D’après « Le Monde », François Bayrou, Marielle de Sarnez et Sylvie Goulard auraient reçu une convocation en vue de leur « mise en examen » dans l’affaire des emplois présumés fictifs du MoDem.

Nouveau coup d’accélérateur dans l’affaire des emplois présumés fictifs du MoDem. Selon une information du Monde, plusieurs responsables du parti, dont François Bayrou, Marielle de Sarnez et Sylvie Goulard, ont reçu une convocation dès le 6 décembre prochain “aux fins de mise en examen”. Neuf assistants parlementaires sont également convoqués pour les mêmes raisons, avance également le quotidien du soir.

Les trois responsables du MoDem avaient été entendus au mois de septembre, en audition libre, dans les locaux de l’Office central de lutte contre la corruption et les infractions financières et fiscales (Oclciff) à Nanterre

Le parti centriste est soupçonné d’avoir utilisé de l’argent européen pour rémunérer des assistants parlementaires d’eurodéputés qui auraient travaillé en réalité pour le parti. Des soupçons qui ont conduit à l’ouverture d’une information judiciaire en juillet 2017 pour “abus de confiance, recel d’abus de confiance, escroquerie et détournement de fonds publics”.

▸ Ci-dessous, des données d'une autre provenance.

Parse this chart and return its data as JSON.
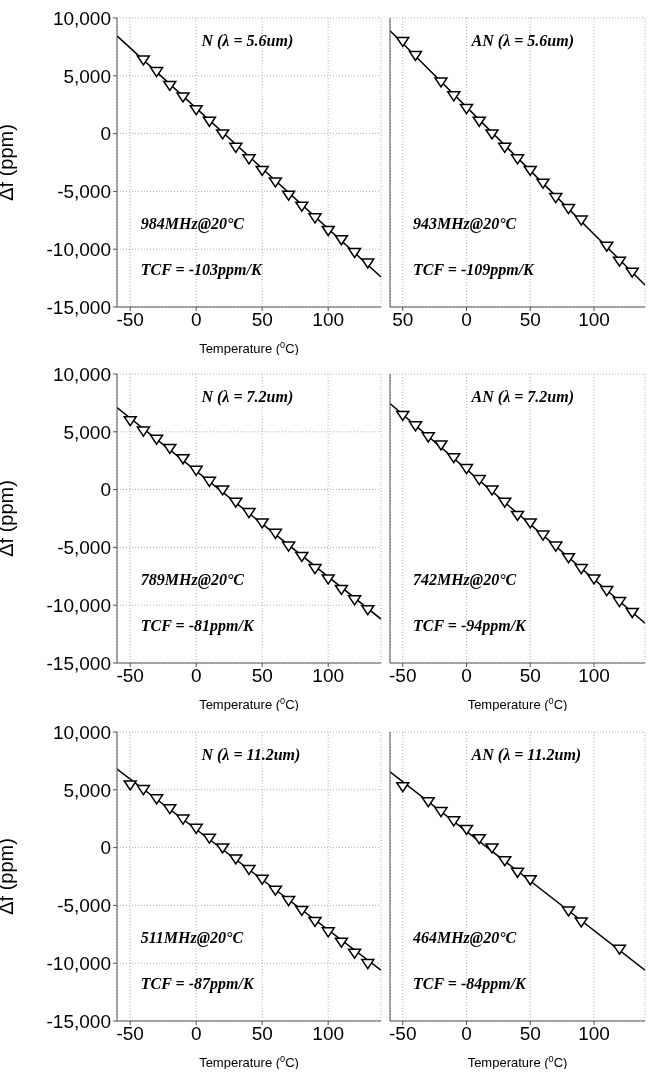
{
  "chart_data": [
    {
      "type": "scatter",
      "xlabel": "Temperature ($^{0}$C)",
      "ylabel": "Δf (ppm)",
      "annotations": [
        "N (λ = 5.6um)",
        "984MHz@20°C",
        "TCF = -103ppm/K"
      ],
      "xlim": [
        -60,
        140
      ],
      "ylim": [
        -15000,
        10000
      ],
      "xticks": [
        -50,
        0,
        50,
        100
      ],
      "yticks": [
        {
          "value": -15000,
          "label": "-15,000"
        },
        {
          "value": -10000,
          "label": "-10,000"
        },
        {
          "value": -5000,
          "label": "-5,000"
        },
        0,
        {
          "value": 5000,
          "label": "5,000"
        },
        {
          "value": 10000,
          "label": "10,000"
        }
      ],
      "grid": true,
      "series": [
        {
          "type": "scatter",
          "marker": "triangle",
          "color": "#000000",
          "x": [
            -40,
            -30,
            -20,
            -10,
            0,
            10,
            20,
            30,
            40,
            50,
            60,
            70,
            80,
            90,
            100,
            110,
            120,
            130
          ],
          "values": [
            6400,
            5400,
            4200,
            3200,
            2100,
            1100,
            0,
            -1150,
            -2150,
            -3150,
            -4150,
            -5300,
            -6250,
            -7250,
            -8350,
            -9150,
            -10250,
            -11150
          ]
        },
        {
          "type": "line",
          "marker": "none",
          "color": "#000000",
          "x": [
            -60,
            140
          ],
          "values": [
            8450,
            -12400
          ]
        }
      ]
    },
    {
      "type": "scatter",
      "annotations": [
        "AN (λ = 5.6um)",
        "943MHz@20°C",
        "TCF = -109ppm/K"
      ],
      "xlim": [
        -60,
        140
      ],
      "ylim": [
        -15000,
        10000
      ],
      "xticks": [
        {
          "value": -50,
          "label": "50"
        },
        0,
        50,
        100
      ],
      "yticks": [
        -15000,
        -10000,
        -5000,
        0,
        5000,
        10000
      ],
      "grid": true,
      "tick_labels": "x",
      "series": [
        {
          "type": "scatter",
          "marker": "triangle",
          "color": "#000000",
          "x": [
            -50,
            -40,
            -20,
            -10,
            0,
            10,
            20,
            30,
            40,
            50,
            60,
            70,
            80,
            90,
            110,
            120,
            130
          ],
          "values": [
            8000,
            6800,
            4500,
            3300,
            2200,
            1100,
            0,
            -1150,
            -2150,
            -3150,
            -4250,
            -5500,
            -6450,
            -7450,
            -9700,
            -11000,
            -11950
          ]
        },
        {
          "type": "line",
          "marker": "none",
          "color": "#000000",
          "x": [
            -60,
            140
          ],
          "values": [
            8900,
            -13100
          ]
        }
      ]
    },
    {
      "type": "scatter",
      "xlabel": "Temperature ($^{0}$C)",
      "ylabel": "Δf (ppm)",
      "annotations": [
        "N (λ = 7.2um)",
        "789MHz@20°C",
        "TCF = -81ppm/K"
      ],
      "xlim": [
        -60,
        140
      ],
      "ylim": [
        -15000,
        10000
      ],
      "xticks": [
        -50,
        0,
        50,
        100
      ],
      "yticks": [
        {
          "value": -15000,
          "label": "-15,000"
        },
        {
          "value": -10000,
          "label": "-10,000"
        },
        {
          "value": -5000,
          "label": "-5,000"
        },
        0,
        {
          "value": 5000,
          "label": "5,000"
        },
        {
          "value": 10000,
          "label": "10,000"
        }
      ],
      "grid": true,
      "series": [
        {
          "type": "scatter",
          "marker": "triangle",
          "color": "#000000",
          "x": [
            -50,
            -40,
            -30,
            -20,
            -10,
            0,
            10,
            20,
            30,
            40,
            50,
            60,
            70,
            80,
            90,
            100,
            110,
            120,
            130
          ],
          "values": [
            6000,
            5100,
            4400,
            3600,
            2700,
            1700,
            750,
            0,
            -1050,
            -1950,
            -2850,
            -3750,
            -4850,
            -5750,
            -6800,
            -7700,
            -8600,
            -9500,
            -10350
          ]
        },
        {
          "type": "line",
          "marker": "none",
          "color": "#000000",
          "x": [
            -60,
            140
          ],
          "values": [
            7100,
            -11200
          ]
        }
      ]
    },
    {
      "type": "scatter",
      "xlabel": "Temperature ($^{0}$C)",
      "annotations": [
        "AN (λ = 7.2um)",
        "742MHz@20°C",
        "TCF = -94ppm/K"
      ],
      "xlim": [
        -60,
        140
      ],
      "ylim": [
        -15000,
        10000
      ],
      "xticks": [
        -50,
        0,
        50,
        100
      ],
      "yticks": [
        -15000,
        -10000,
        -5000,
        0,
        5000,
        10000
      ],
      "grid": true,
      "tick_labels": "x",
      "series": [
        {
          "type": "scatter",
          "marker": "triangle",
          "color": "#000000",
          "x": [
            -50,
            -40,
            -30,
            -20,
            -10,
            0,
            10,
            20,
            30,
            40,
            50,
            60,
            70,
            80,
            90,
            100,
            110,
            120,
            130
          ],
          "values": [
            6450,
            5550,
            4600,
            3900,
            2800,
            1850,
            900,
            0,
            -1050,
            -2200,
            -2850,
            -3900,
            -4850,
            -5850,
            -6800,
            -7700,
            -8700,
            -9650,
            -10600
          ]
        },
        {
          "type": "line",
          "marker": "none",
          "color": "#000000",
          "x": [
            -60,
            140
          ],
          "values": [
            7450,
            -11550
          ]
        }
      ]
    },
    {
      "type": "scatter",
      "xlabel": "Temperature ($^{0}$C)",
      "ylabel": "Δf (ppm)",
      "annotations": [
        "N (λ = 11.2um)",
        "511MHz@20°C",
        "TCF = -87ppm/K"
      ],
      "xlim": [
        -60,
        140
      ],
      "ylim": [
        -15000,
        10000
      ],
      "xticks": [
        -50,
        0,
        50,
        100
      ],
      "yticks": [
        {
          "value": -15000,
          "label": "-15,000"
        },
        {
          "value": -10000,
          "label": "-10,000"
        },
        {
          "value": -5000,
          "label": "-5,000"
        },
        0,
        {
          "value": 5000,
          "label": "5,000"
        },
        {
          "value": 10000,
          "label": "10,000"
        }
      ],
      "grid": true,
      "series": [
        {
          "type": "scatter",
          "marker": "triangle",
          "color": "#000000",
          "x": [
            -50,
            -40,
            -30,
            -20,
            -10,
            0,
            10,
            20,
            30,
            40,
            50,
            60,
            70,
            80,
            90,
            100,
            110,
            120,
            130
          ],
          "values": [
            5450,
            5050,
            4250,
            3400,
            2500,
            1700,
            850,
            0,
            -950,
            -1850,
            -2700,
            -3650,
            -4550,
            -5400,
            -6350,
            -7250,
            -8150,
            -9100,
            -10000
          ]
        },
        {
          "type": "line",
          "marker": "none",
          "color": "#000000",
          "x": [
            -60,
            140
          ],
          "values": [
            6800,
            -10600
          ]
        }
      ]
    },
    {
      "type": "scatter",
      "xlabel": "Temperature ($^{0}$C)",
      "annotations": [
        "AN (λ = 11.2um)",
        "464MHz@20°C",
        "TCF = -84ppm/K"
      ],
      "xlim": [
        -60,
        140
      ],
      "ylim": [
        -15000,
        10000
      ],
      "xticks": [
        -50,
        0,
        50,
        100
      ],
      "yticks": [
        -15000,
        -10000,
        -5000,
        0,
        5000,
        10000
      ],
      "grid": true,
      "tick_labels": "x",
      "series": [
        {
          "type": "scatter",
          "marker": "triangle",
          "color": "#000000",
          "x": [
            -50,
            -30,
            -20,
            -10,
            0,
            10,
            20,
            30,
            40,
            50,
            80,
            90,
            120
          ],
          "values": [
            5300,
            4000,
            3150,
            2350,
            1600,
            800,
            0,
            -1100,
            -2100,
            -2750,
            -5450,
            -6400,
            -8750
          ]
        },
        {
          "type": "line",
          "marker": "none",
          "color": "#000000",
          "x": [
            -60,
            140
          ],
          "values": [
            6550,
            -10600
          ]
        }
      ]
    }
  ]
}
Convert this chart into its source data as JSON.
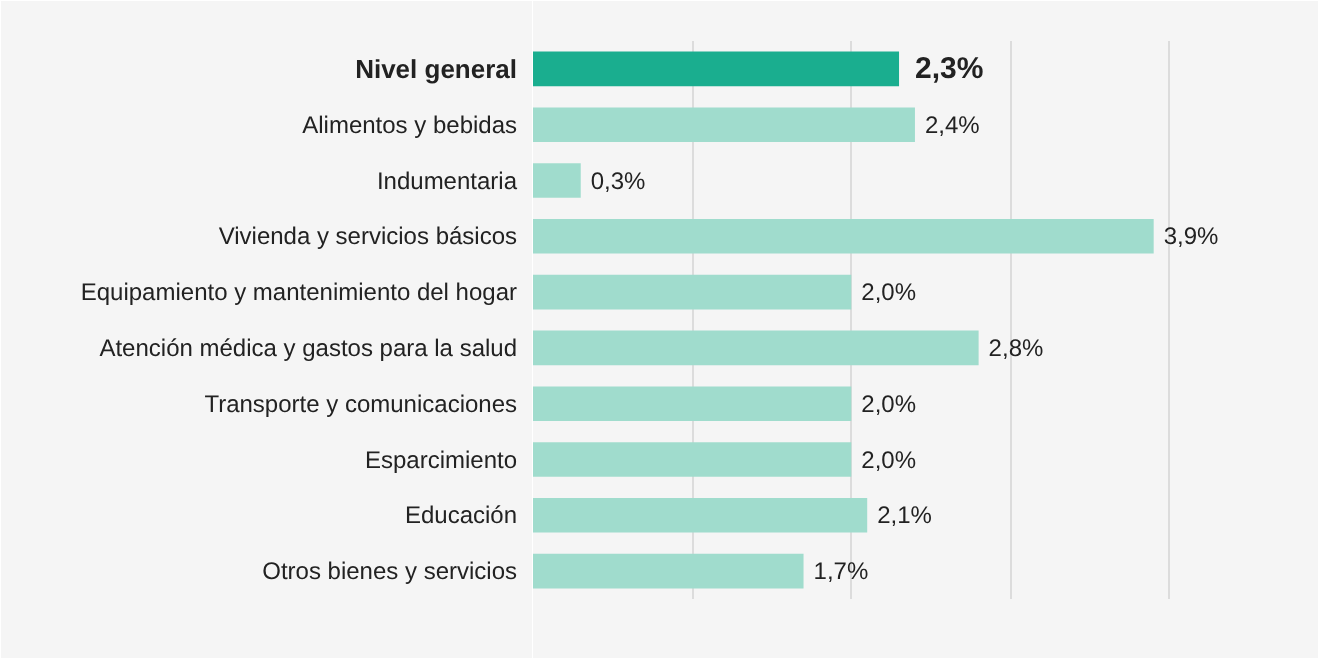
{
  "chart_data": {
    "type": "bar",
    "orientation": "horizontal",
    "categories": [
      "Nivel general",
      "Alimentos y bebidas",
      "Indumentaria",
      "Vivienda y servicios básicos",
      "Equipamiento y mantenimiento del hogar",
      "Atención médica y gastos para la salud",
      "Transporte y comunicaciones",
      "Esparcimiento",
      "Educación",
      "Otros bienes y servicios"
    ],
    "values": [
      2.3,
      2.4,
      0.3,
      3.9,
      2.0,
      2.8,
      2.0,
      2.0,
      2.1,
      1.7
    ],
    "colors": [
      "#1aae8f",
      "#a0dccd",
      "#a0dccd",
      "#a0dccd",
      "#a0dccd",
      "#a0dccd",
      "#a0dccd",
      "#a0dccd",
      "#a0dccd",
      "#a0dccd"
    ],
    "value_labels": [
      "2,3%",
      "2,4%",
      "0,3%",
      "3,9%",
      "2,0%",
      "2,8%",
      "2,0%",
      "2,0%",
      "2,1%",
      "1,7%"
    ],
    "xlim": [
      0,
      4.7
    ],
    "xticks": [
      {
        "value": 1,
        "label": null
      },
      {
        "value": 2,
        "label": null
      },
      {
        "value": 3,
        "label": null
      },
      {
        "value": 4,
        "label": null
      }
    ],
    "grid": "x"
  }
}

François Bayrou a réagi peu après la publication des informations du Monde, se disant “certain que nous pouvons faire la preuve de notre innocence” et dénonçant des accusations infondées. “Je sais que les accusations sont infondées et que les assistants travaillaient pour les députés européens dont ils étaient les assistants”, a-t-il assuré.

Auprès d’une journaliste du Figaro, Jean-Noël Barrot, secrétaire général du MoDem a eu sensiblement les mêmes arguments, déclarant: “C’est la suite logique d’une procédure commencée depuis plus de deux ans et demi. La preuve sera faite devant les juges que ces accusations sont infondées”.

Cette affaire avait entraîné en juin 2017 la démission de François Bayrou et Marielle de Sarnez, choisis respectivement par le premier gouvernement d’Emmanuel Macron aux postes de ministre de la Justice, et ministre des Affaire européennes. Choisie pour le maroquin des Armées, Sylvie Goulard avait été également contrainte de démissionner. La candidature de cette dernière à la Commission européenne a également été recalée le mois dernier par le Parlement européen.